Thankfully I finally heard my name being called over the loudspeaker.
Cynthia apologized saying she'd attempted to contact me at home
in Fraser Lake regarding changes in our schedule, not realizing
that I'd already left for Prince George. Our first interview was
to be with Bruce Strachan at an entirely different radio station.
The CBC appointment had been changed to a later time.
I fell into panic mode once again when Cynthia failed to appear
at the time she'd said she would. As it turned out she had been
delayed on the wrong side of a road construction project a short
distance from her home on the Blackwater Road. Despite picking
me up literally on the fly and wheeling her powerful little sports
car at breakneck speeds through the streets of Prince George,
we ended up being a minute or two late for the interview. Bruce
and Cynthia remained as calm as cucumbers but I was stressed to
the roof. My armpits had perspired to the point where I was thankful
that I was on the radio and not television!
The following morning was my television debut with Bob Harkins
whose voice I had listened to for years on our local radio station.
He had reported regularly from where he then lived north of Fort
St James describing interesting happenings from the bush-country.
Bob was a warm, encouraging gentleman. He and Cynthia were communicating
in a friendly jocular manner and my stress levels had finally
bottomed out. The interview went rather well, I thought.

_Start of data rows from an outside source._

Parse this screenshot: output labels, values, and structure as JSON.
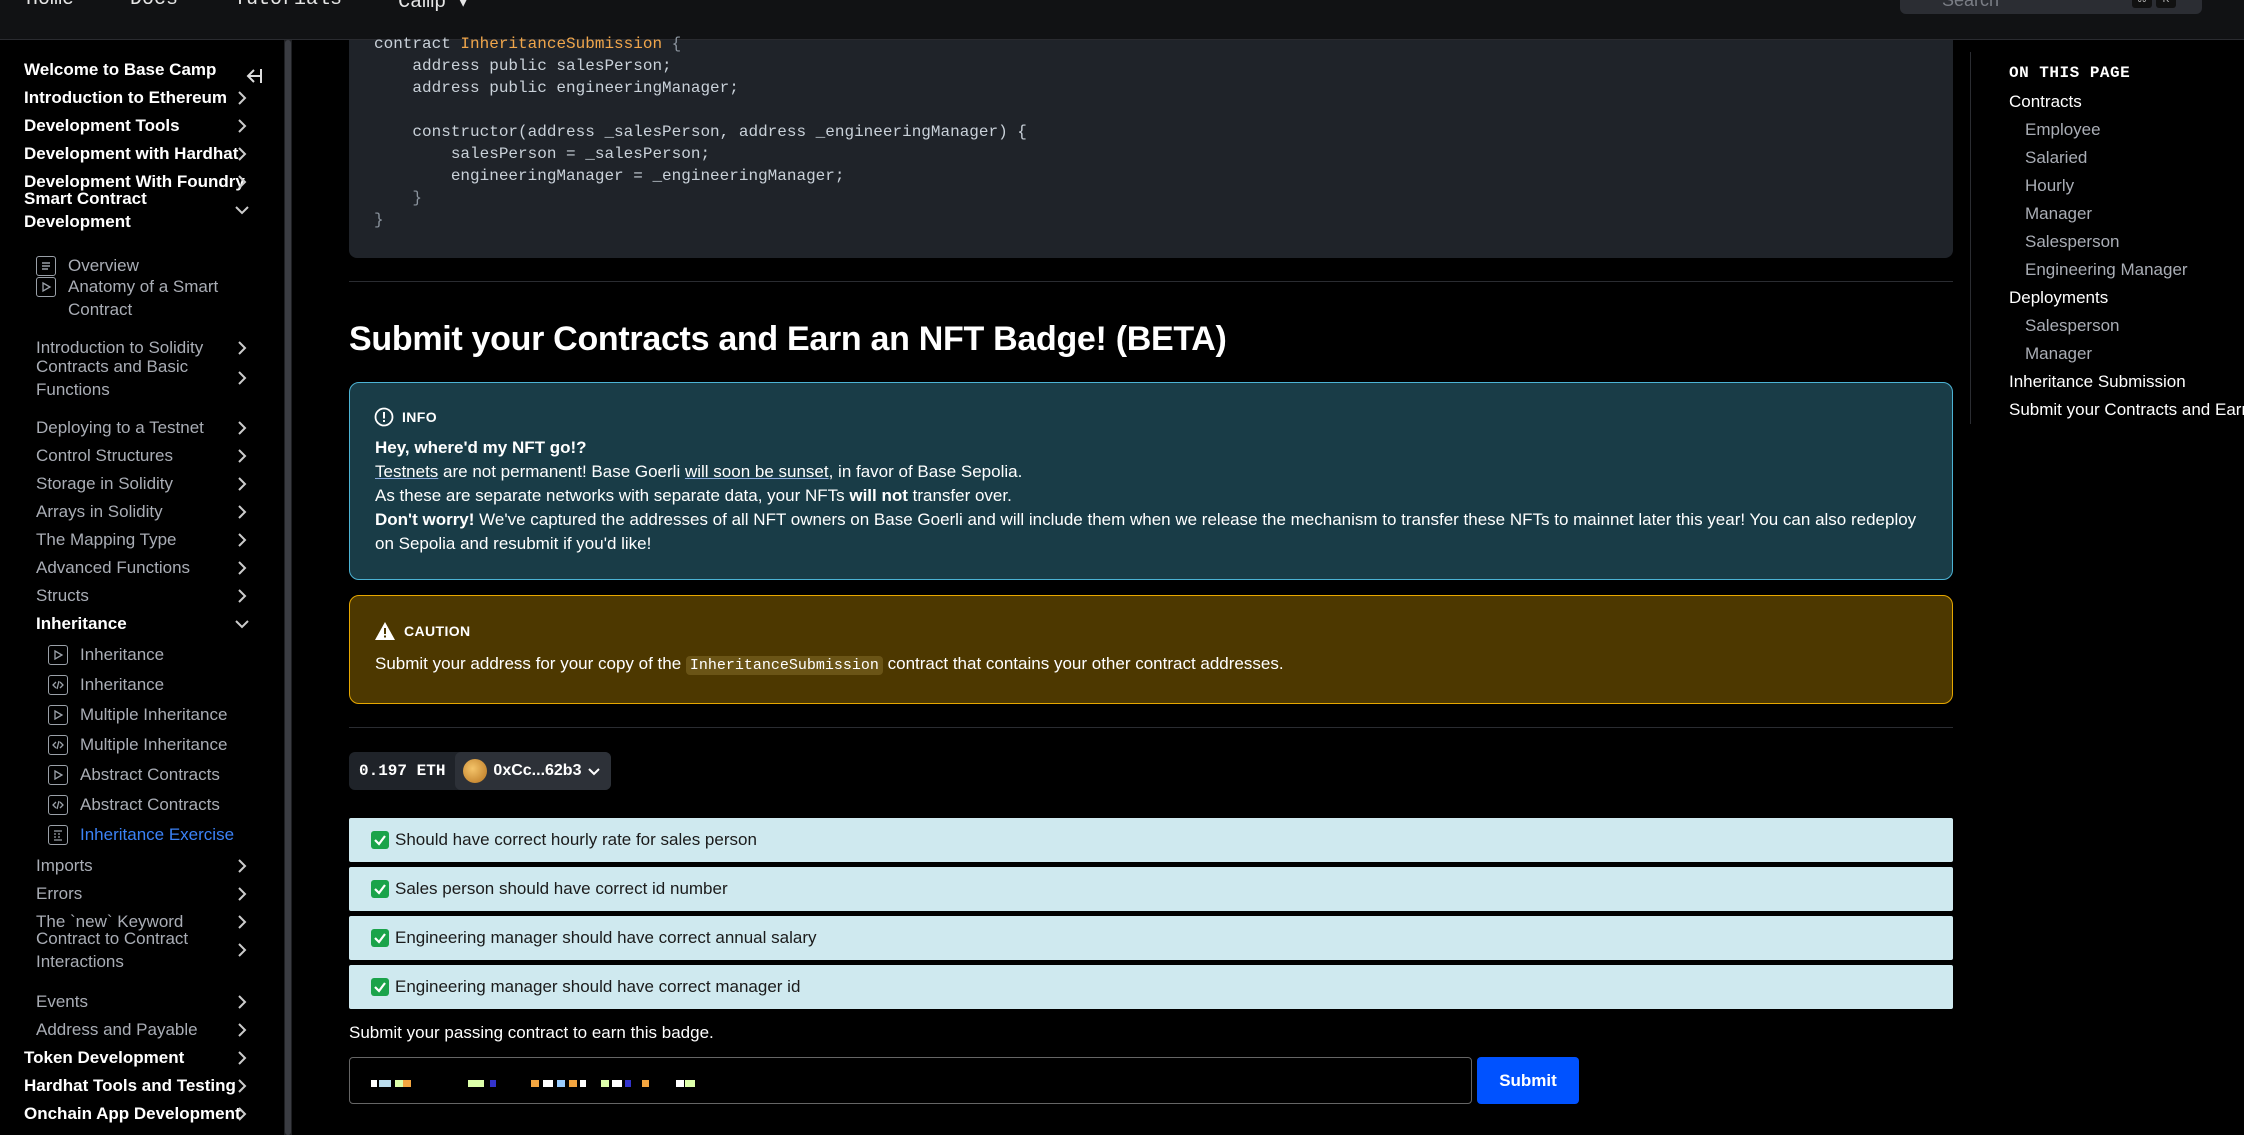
{
  "topnav": {
    "items": [
      "Home",
      "Docs",
      "Tutorials",
      "Camp"
    ],
    "search_placeholder": "Search",
    "kbd1": "⌘",
    "kbd2": "K"
  },
  "sidebar": {
    "collapse_icon": "collapse-sidebar-icon",
    "items": [
      {
        "label": "Welcome to Base Camp"
      },
      {
        "label": "Introduction to Ethereum"
      },
      {
        "label": "Development Tools"
      },
      {
        "label": "Development with Hardhat"
      },
      {
        "label": "Development With Foundry"
      },
      {
        "label": "Smart Contract Development"
      },
      {
        "label": "Overview"
      },
      {
        "label": "Anatomy of a Smart Contract"
      },
      {
        "label": "Introduction to Solidity"
      },
      {
        "label": "Contracts and Basic Functions"
      },
      {
        "label": "Deploying to a Testnet"
      },
      {
        "label": "Control Structures"
      },
      {
        "label": "Storage in Solidity"
      },
      {
        "label": "Arrays in Solidity"
      },
      {
        "label": "The Mapping Type"
      },
      {
        "label": "Advanced Functions"
      },
      {
        "label": "Structs"
      },
      {
        "label": "Inheritance"
      },
      {
        "label": "Inheritance"
      },
      {
        "label": "Inheritance"
      },
      {
        "label": "Multiple Inheritance"
      },
      {
        "label": "Multiple Inheritance"
      },
      {
        "label": "Abstract Contracts"
      },
      {
        "label": "Abstract Contracts"
      },
      {
        "label": "Inheritance Exercise"
      },
      {
        "label": "Imports"
      },
      {
        "label": "Errors"
      },
      {
        "label": "The `new` Keyword"
      },
      {
        "label": "Contract to Contract Interactions"
      },
      {
        "label": "Events"
      },
      {
        "label": "Address and Payable"
      },
      {
        "label": "Token Development"
      },
      {
        "label": "Hardhat Tools and Testing"
      },
      {
        "label": "Onchain App Development"
      }
    ]
  },
  "code": {
    "l1_kw": "contract ",
    "l1_name": "InheritanceSubmission",
    "l1_brace": " {",
    "l2": "    address public salesPerson;",
    "l3": "    address public engineeringManager;",
    "l4": "    constructor(address _salesPerson, address _engineeringManager) {",
    "l5": "        salesPerson = _salesPerson;",
    "l6": "        engineeringManager = _engineeringManager;",
    "l7": "    }",
    "l8": "}"
  },
  "section_title": "Submit your Contracts and Earn an NFT Badge! (BETA)",
  "info": {
    "label": "INFO",
    "heading": "Hey, where'd my NFT go!?",
    "p1_a": "Testnets",
    "p1_b": " are not permanent! Base Goerli ",
    "p1_c": "will soon be sunset",
    "p1_d": ", in favor of Base Sepolia.",
    "p2_a": "As these are separate networks with separate data, your NFTs ",
    "p2_b": "will not",
    "p2_c": " transfer over.",
    "p3_a": "Don't worry!",
    "p3_b": " We've captured the addresses of all NFT owners on Base Goerli and will include them when we release the mechanism to transfer these NFTs to mainnet later this year! You can also redeploy",
    "p4": "on Sepolia and resubmit if you'd like!"
  },
  "caution": {
    "label": "CAUTION",
    "a": "Submit your address for your copy of the ",
    "code": "InheritanceSubmission",
    "b": " contract that contains your other contract addresses."
  },
  "wallet": {
    "balance": "0.197 ETH",
    "account": "0xCc...62b3"
  },
  "checks": [
    "Should have correct hourly rate for sales person",
    "Sales person should have correct id number",
    "Engineering manager should have correct annual salary",
    "Engineering manager should have correct manager id"
  ],
  "submit_label": "Submit your passing contract to earn this badge.",
  "submit_button": "Submit",
  "toc": {
    "heading": "ON THIS PAGE",
    "items": [
      "Contracts",
      "Employee",
      "Salaried",
      "Hourly",
      "Manager",
      "Salesperson",
      "Engineering Manager",
      "Deployments",
      "Salesperson",
      "Manager",
      "Inheritance Submission",
      "Submit your Contracts and Earn"
    ]
  },
  "colors": {
    "accent": "#0052ff",
    "link_active": "#3b82f6",
    "info_bg": "#193c47",
    "caution_bg": "#4d3800",
    "check_bg": "#cfe9ef"
  }
}
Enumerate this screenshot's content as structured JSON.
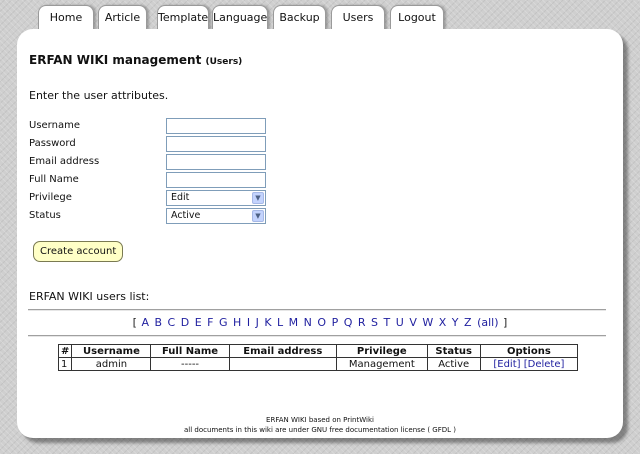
{
  "nav": {
    "tabs": [
      {
        "label": "Home"
      },
      {
        "label": "Article"
      },
      {
        "label": "Template"
      },
      {
        "label": "Language"
      },
      {
        "label": "Backup"
      },
      {
        "label": "Users"
      },
      {
        "label": "Logout"
      }
    ]
  },
  "page": {
    "title": "ERFAN WIKI management",
    "title_suffix": "(Users)",
    "intro": "Enter the user attributes."
  },
  "form": {
    "username_label": "Username",
    "username_value": "",
    "password_label": "Password",
    "password_value": "",
    "email_label": "Email address",
    "email_value": "",
    "fullname_label": "Full Name",
    "fullname_value": "",
    "privilege_label": "Privilege",
    "privilege_value": "Edit",
    "status_label": "Status",
    "status_value": "Active",
    "create_button": "Create account"
  },
  "users_list": {
    "title": "ERFAN WIKI users list:",
    "open_bracket": "[",
    "close_bracket": "]",
    "letters": [
      "A",
      "B",
      "C",
      "D",
      "E",
      "F",
      "G",
      "H",
      "I",
      "J",
      "K",
      "L",
      "M",
      "N",
      "O",
      "P",
      "Q",
      "R",
      "S",
      "T",
      "U",
      "V",
      "W",
      "X",
      "Y",
      "Z"
    ],
    "all_label": "(all)",
    "columns": [
      "#",
      "Username",
      "Full Name",
      "Email address",
      "Privilege",
      "Status",
      "Options"
    ],
    "rows": [
      {
        "num": "1",
        "username": "admin",
        "full_name": "-----",
        "email": "",
        "privilege": "Management",
        "status": "Active",
        "edit": "[Edit]",
        "delete": "[Delete]"
      }
    ]
  },
  "footer": {
    "line1": "ERFAN WIKI based on PrintWiki",
    "line2": "all documents in this wiki are under GNU free documentation license ( GFDL )"
  }
}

A year later when my book received the "BC 2000 Book Award"
Cynthia was even more pleased and excited than I was. "It
is quite an honor," she said enthusiastically when she called.
I am now a senior citizen an entire decade older than Cynthia
Wilson was and a cancer survivor. I have trouble believing that
such a youthful and energetic woman as Cynthia Wilson could possibly
have passed from our earthly existence before it became my turn!